Epidemiology shows that more than 6.8 million people in the world are influenced by inflammatory bowel disease (IBD) each year. IBD is a refractory inflammatory disease, and the disease mainly affects the colon. Shikonin (SK) was originally extracted from traditional Chinese medicine “Zicao” (with an English name Lithospermum erythrorhizon) and found to inhibit inflammation, regulate immunity, and be involved in healing wounds. Herein, we used chitosan (CS), hyaluronic acid (HA), and pH-responsive polymer Eudragits S100 (ES100) to design SK-loaded ES100/HA/CS nanoparticles (SK@SAC) as an oral delivery system to treat the colitis mice.
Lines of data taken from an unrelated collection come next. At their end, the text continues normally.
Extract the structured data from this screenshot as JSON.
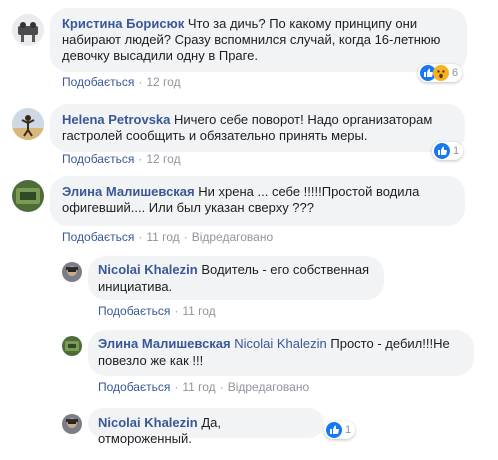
{
  "colors": {
    "link": "#385898",
    "meta": "#90949c",
    "bubble": "#f2f3f5",
    "like_blue": "#1877f2",
    "wow_yellow": "#f7b125"
  },
  "actions": {
    "like": "Подобається",
    "edited": "Відредаговано"
  },
  "comments": [
    {
      "author": "Кристина Борисюк",
      "text": "Что за дичь? По какому принципу они набирают людей? Сразу вспомнился случай, когда 16-летнюю девочку высадили одну в Праге.",
      "time": "12 год",
      "reactions": {
        "icons": [
          "like-icon",
          "wow-icon"
        ],
        "count": "6"
      }
    },
    {
      "author": "Helena Petrovska",
      "text": "Ничего себе поворот! Надо организаторам гастролей сообщить и обязательно принять меры.",
      "time": "12 год",
      "reactions": {
        "icons": [
          "like-icon"
        ],
        "count": "1"
      }
    },
    {
      "author": "Элина Малишевская",
      "text": "Ни хрена ... себе !!!!!Простой водила офигевший.... Или был указан сверху ???",
      "time": "11 год",
      "edited": true
    }
  ],
  "replies": [
    {
      "author": "Nicolai Khalezin",
      "text": "Водитель - его собственная инициатива.",
      "time": "11 год"
    },
    {
      "author": "Элина Малишевская",
      "mention": "Nicolai Khalezin",
      "text": "Просто - дебил!!!Не повезло же как !!!",
      "time": "11 год",
      "edited": true
    },
    {
      "author": "Nicolai Khalezin",
      "mention": "",
      "text": "Да, отмороженный.",
      "time": "11 год",
      "reactions": {
        "icons": [
          "like-icon"
        ],
        "count": "1"
      }
    }
  ]
}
Particle size of SK@SAC was 190.3 nm and drug loading efficiency was 6.6%. SAC nanoparticles accumulated in RAW264.7 macrophages and exhibited colitis-targeted ability by increasing the local drug concentration as well as reducing nonspecific distribution after oral gavage. In TNBS-induced IBD mice, SK@SAC treatment had significant therapeutic effects, regulated of pro-inflammatory cytokines (TNF-α, IL-6, and IL-1β) and anti-inflammatory cytokines (IL-10 and TGF-β), and also inhibited COX-2 and iNOS activity. SK@SAC also increased tight junction protein ZO-1 and occludin to some extent. These promising results showed that this novel oral SK-loaded nanoparticle drug delivery system for targeted treatment provides a new strategy for the management of IBD.